青森県の歴史を紹介するシリーズ・ふるさと歴史館。第63回はスキーの町・大鰐です。大正時代にスキー場が整備されると県内外から多くの人が訪れ活況を呈しました。



1960年台前半の大鰐温泉スキー場。暮らしが上向きスキー人口が増えていた時代、大会も数多く開かれました。当時、ジャンプの技術は発展途上、腕をグルグル回しながら飛ぶ選手も多くいました。
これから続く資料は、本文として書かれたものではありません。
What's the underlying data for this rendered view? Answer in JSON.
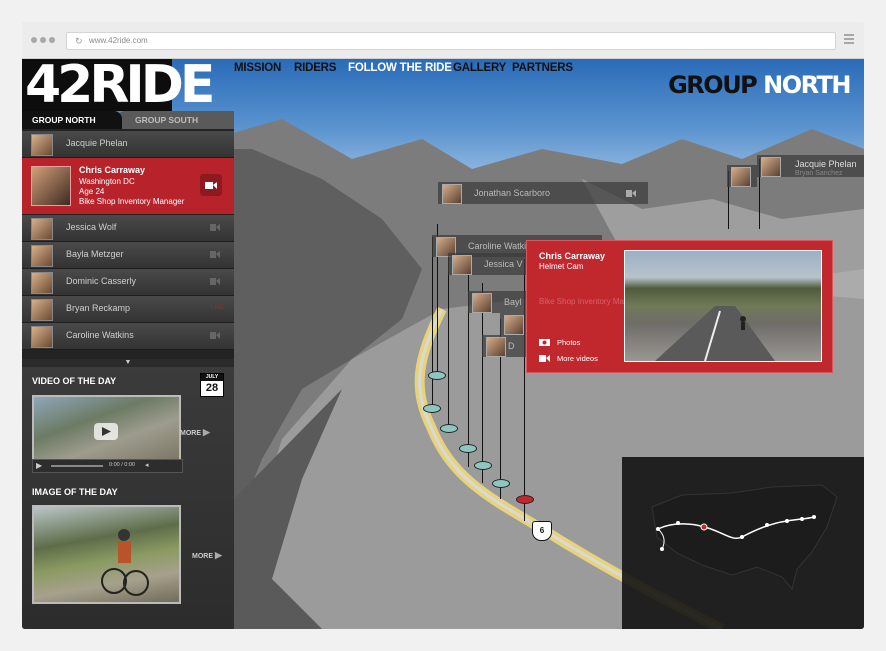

腕を回しながらジャンプする選手(青森県 県史デジタルアーカイブス提供)

こうして、スキーの町として発展してきた大鰐。その歴史を支えてきたのが1946年に創業したヒュッテ銀嶺(ぎんれい)です。代表の五十嵐満(いがらし・みつる)さん90歳はスキー用品のメンテナンスをしながら、貴重な資料を保存してきました。

こちらは戦前のスキー板です。

※ヒュッテ銀嶺 五十嵐満さん
「スキー靴がない人は、長靴で板をはいた。スキー板の裏側もエッジがついていません。一枚板で、先を蒸気で蒸して曲げている」

スキーが大鰐へ伝わったのは大正時代です。当時の大鰐は、温泉街として賑わっていましたが、冬場の新たな娯楽、そして名物を作ろうと着目されたのがスキーでした。スキー場を整備して数々の大会を誘致。競技スキーのメッカになると、その情景を描いた歌も作られ、選手たちが盛んに口ずさんだといいます。

※愛唱歌シー・ハイル(=ドイツ語でスキー万歳)

「町にはチラホラ灯がついた。ラッセル急げよ。オーシー・ハイル」「シー・ハイルスキー万歳です!宴会が終わって町へ帰る選手も、山から降りる時は歌いながら帰っていった」

選手たちをサポートするなかで五十嵐さんはジャンプ用の板の調整にひときわ神経を使ったといいます。一人ずつの要望にあわせて作業しますが、先端を重くしたい時は硬貨を貼りました。

※ヒュッテ銀嶺 五十嵐満さん
「こういう風に貼って、水平バランスをとる。これをやるのが、私らの夜の商売。あしたの試合のために、きょう練習してきて、『まだ先が軽い。やってくれ』と」

こうして大会が開かれるたびに大鰐には多くの人が訪れ、五十嵐さんのヒュッテは賑わいました。さらにスキーブームも到来し、大鰐町は駐車場やリフトを整備して県内外から人を呼び込んでいきます。